Lettre d’un monde libre

“On n’écrit pas à quelqu’un en prison pour acheter sa place au paradis, lance la visiteuse en prison. On ne doit pas concevoir cette correspondance comme une relation paternaliste mais plutôt trouver un juste milieu entre l’écoute, le soutien et la compassion… Sans tomber, non plus, dans une empathie démesurée.” Raconter ses vacances, son quotidien… peut parfois, à la lecture, être bénéfique pour le prisonnier. Mio Bodson se souvient d’un détenu qu’elle visitait régulièrement et à qui elle envoyait des cartes postales de ses voyages.

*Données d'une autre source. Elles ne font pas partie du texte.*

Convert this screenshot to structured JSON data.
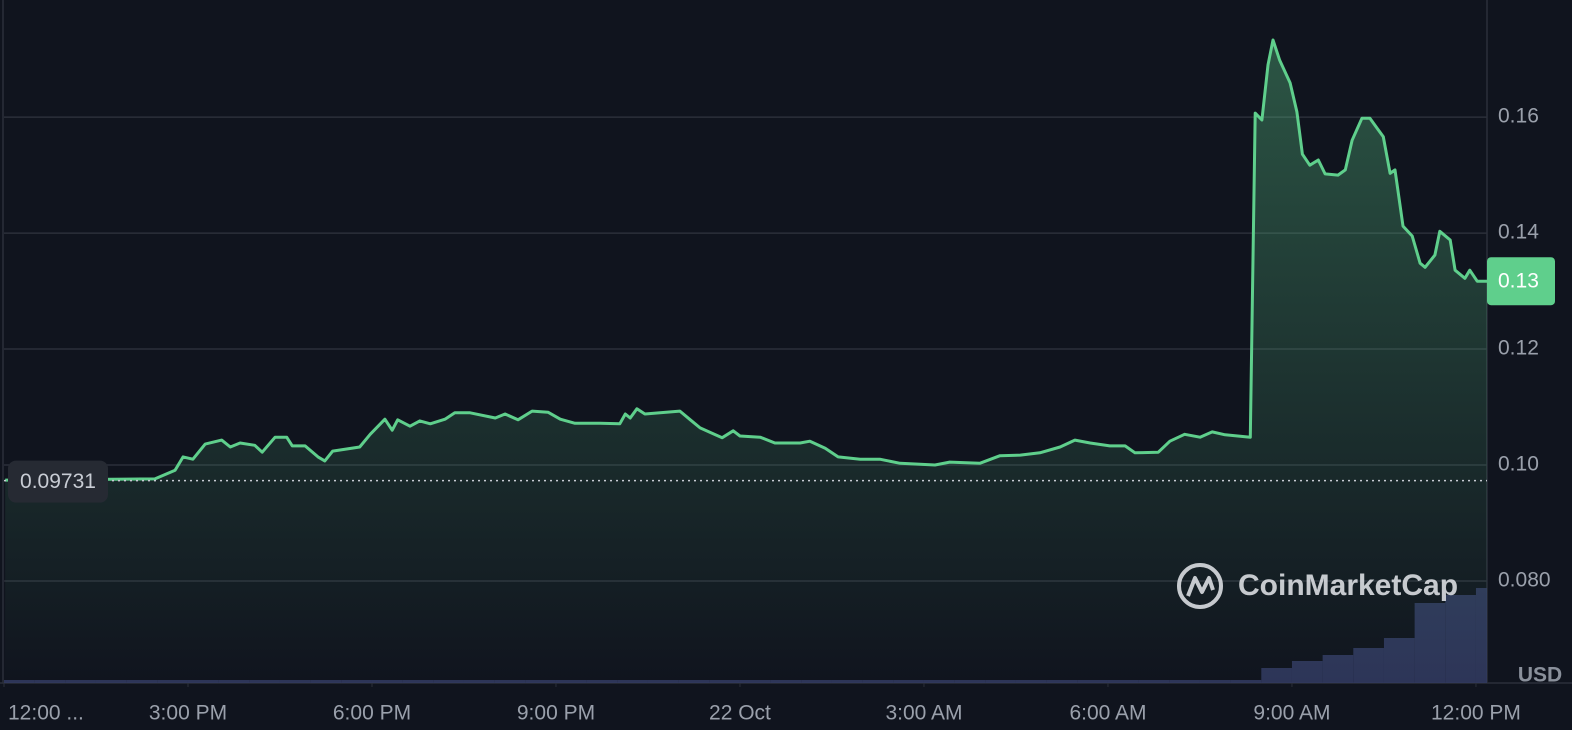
{
  "chart_data": {
    "type": "line",
    "x": [
      0.02,
      2.46,
      2.79,
      2.92,
      3.08,
      3.28,
      3.55,
      3.69,
      3.85,
      4.09,
      4.21,
      4.42,
      4.61,
      4.7,
      4.91,
      5.12,
      5.23,
      5.36,
      5.8,
      5.97,
      6.21,
      6.33,
      6.42,
      6.62,
      6.78,
      6.95,
      7.19,
      7.35,
      7.6,
      8.01,
      8.17,
      8.38,
      8.61,
      8.87,
      9.07,
      9.31,
      9.72,
      10.04,
      10.13,
      10.21,
      10.32,
      10.45,
      11.02,
      11.19,
      11.35,
      11.54,
      11.71,
      11.89,
      12.0,
      12.33,
      12.57,
      12.98,
      13.14,
      13.39,
      13.6,
      13.96,
      14.28,
      14.61,
      15.18,
      15.42,
      15.91,
      16.24,
      16.57,
      16.89,
      17.22,
      17.46,
      17.71,
      18.03,
      18.28,
      18.44,
      18.82,
      19.01,
      19.25,
      19.5,
      19.7,
      19.91,
      20.32,
      20.4,
      20.51,
      20.61,
      20.69,
      20.8,
      20.97,
      21.08,
      21.17,
      21.29,
      21.43,
      21.54,
      21.75,
      21.87,
      21.98,
      22.14,
      22.27,
      22.49,
      22.6,
      22.68,
      22.81,
      22.96,
      23.09,
      23.17,
      23.33,
      23.41,
      23.58,
      23.66,
      23.82,
      23.9,
      24.02,
      24.18
    ],
    "series": [
      {
        "color": "#5fcf8c",
        "values": [
          0.0974,
          0.0976,
          0.0991,
          0.1014,
          0.101,
          0.1036,
          0.1043,
          0.1031,
          0.1038,
          0.1034,
          0.1022,
          0.1048,
          0.1048,
          0.1033,
          0.1033,
          0.1014,
          0.1007,
          0.1024,
          0.1031,
          0.1053,
          0.1079,
          0.106,
          0.1078,
          0.1067,
          0.1076,
          0.1071,
          0.1079,
          0.109,
          0.109,
          0.1081,
          0.1088,
          0.1078,
          0.1093,
          0.1091,
          0.1079,
          0.1072,
          0.1072,
          0.1071,
          0.1088,
          0.1081,
          0.1097,
          0.1088,
          0.1093,
          0.1078,
          0.1064,
          0.1055,
          0.1047,
          0.1059,
          0.105,
          0.1048,
          0.1038,
          0.1038,
          0.1041,
          0.1029,
          0.1014,
          0.101,
          0.101,
          0.1003,
          0.1,
          0.1005,
          0.1003,
          0.1016,
          0.1017,
          0.1021,
          0.1031,
          0.1043,
          0.1038,
          0.1033,
          0.1033,
          0.1021,
          0.1022,
          0.1041,
          0.1053,
          0.1048,
          0.1057,
          0.1052,
          0.1048,
          0.1607,
          0.1595,
          0.169,
          0.1733,
          0.1698,
          0.1659,
          0.1609,
          0.1536,
          0.1517,
          0.1526,
          0.1502,
          0.15,
          0.1509,
          0.156,
          0.1598,
          0.1598,
          0.1566,
          0.1503,
          0.1509,
          0.1412,
          0.1395,
          0.1348,
          0.1341,
          0.1362,
          0.1403,
          0.1388,
          0.1336,
          0.1322,
          0.1336,
          0.1317,
          0.1317
        ]
      }
    ],
    "xlim": [
      0,
      24.18
    ],
    "xticks": [
      {
        "value": 0,
        "label": "12:00 ..."
      },
      {
        "value": 3,
        "label": "3:00 PM"
      },
      {
        "value": 6,
        "label": "6:00 PM"
      },
      {
        "value": 9,
        "label": "9:00 PM"
      },
      {
        "value": 12,
        "label": "22 Oct"
      },
      {
        "value": 15,
        "label": "3:00 AM"
      },
      {
        "value": 18,
        "label": "6:00 AM"
      },
      {
        "value": 21,
        "label": "9:00 AM"
      },
      {
        "value": 24,
        "label": "12:00 PM"
      }
    ],
    "ylim": [
      0.0624,
      0.1802
    ],
    "yticks": [
      {
        "value": 0.08,
        "label": "0.080"
      },
      {
        "value": 0.1,
        "label": "0.10"
      },
      0.12,
      0.14,
      0.16
    ],
    "grid": true,
    "reference_price": 0.09731,
    "last_price": {
      "value": 0.1317,
      "label": "0.13"
    },
    "currency": "USD",
    "watermark": "CoinMarketCap",
    "volume": {
      "color": "#323b63",
      "x": [
        0,
        0.5,
        1,
        1.5,
        2,
        2.5,
        3,
        3.5,
        4,
        4.5,
        5,
        5.5,
        6,
        6.5,
        7,
        7.5,
        8,
        8.5,
        9,
        9.5,
        10,
        10.5,
        11,
        11.5,
        12,
        12.5,
        13,
        13.5,
        14,
        14.5,
        15,
        15.5,
        16,
        16.5,
        17,
        17.5,
        18,
        18.5,
        19,
        19.5,
        20,
        20.5,
        21,
        21.5,
        22,
        22.5,
        23,
        23.5,
        24
      ],
      "values": [
        3,
        3,
        3,
        3,
        3,
        3,
        3,
        3,
        3,
        3,
        3,
        3,
        3,
        3,
        3,
        3,
        3,
        3,
        3,
        3,
        3,
        3,
        3,
        3,
        3,
        3,
        3,
        3,
        3,
        3,
        3,
        3,
        3,
        3,
        3,
        3,
        3,
        3,
        3,
        3,
        3,
        15,
        22,
        28,
        35,
        45,
        80,
        88,
        95
      ]
    }
  }
}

Il les avait toutes accrochées au mur. Pour lui, ces paysages lui permettaient d’oublier les murs gris qui l’entourent.

La prison déshumanise les détenus. Leur adresser du courrier leur fait prendre conscience qu’ils sont encore “quelqu’un”, qu’à l’extérieur, on pense à eux et qu’ils ont encore leur place dans la société. En prison, ils se sentent souvent abandonnés et sans avenir. “Ce sont des personnes exclues depuis longtemps, constate Mio Bodson. A l’école, dans leur famille…, généralement, elles avaient le sentiment d’être mises au ban de la société. Et la prison ne fait que confirmer ce sentiment. Ce n’est pas la solution, selon moi, car elle revient à créer une bombe à retardement. Correspondre avec eux, c’est construire un pont entre l’extérieur et le monde carcéral. C’est leur tendre la main et les aider à devenir meilleurs.”

// Virginie Tiberghien

 

Un vide à combler
En Belgique, contrairement à la France, il n’existe pas de service qui gère et encadre cette correspondance. Les échanges se font par des canaux privés. Les demandes paraissent via des petites annonces placées dans les médias. Les réponses à ces appels sont également du ressort de l’initiative privée.

Néanmoins, les services d’aide aux détenus de la Communauté française sont en contact régulier avec le monde carcéral. Ils peuvent aiguiller les détenus et conseiller toutes personnes extérieures.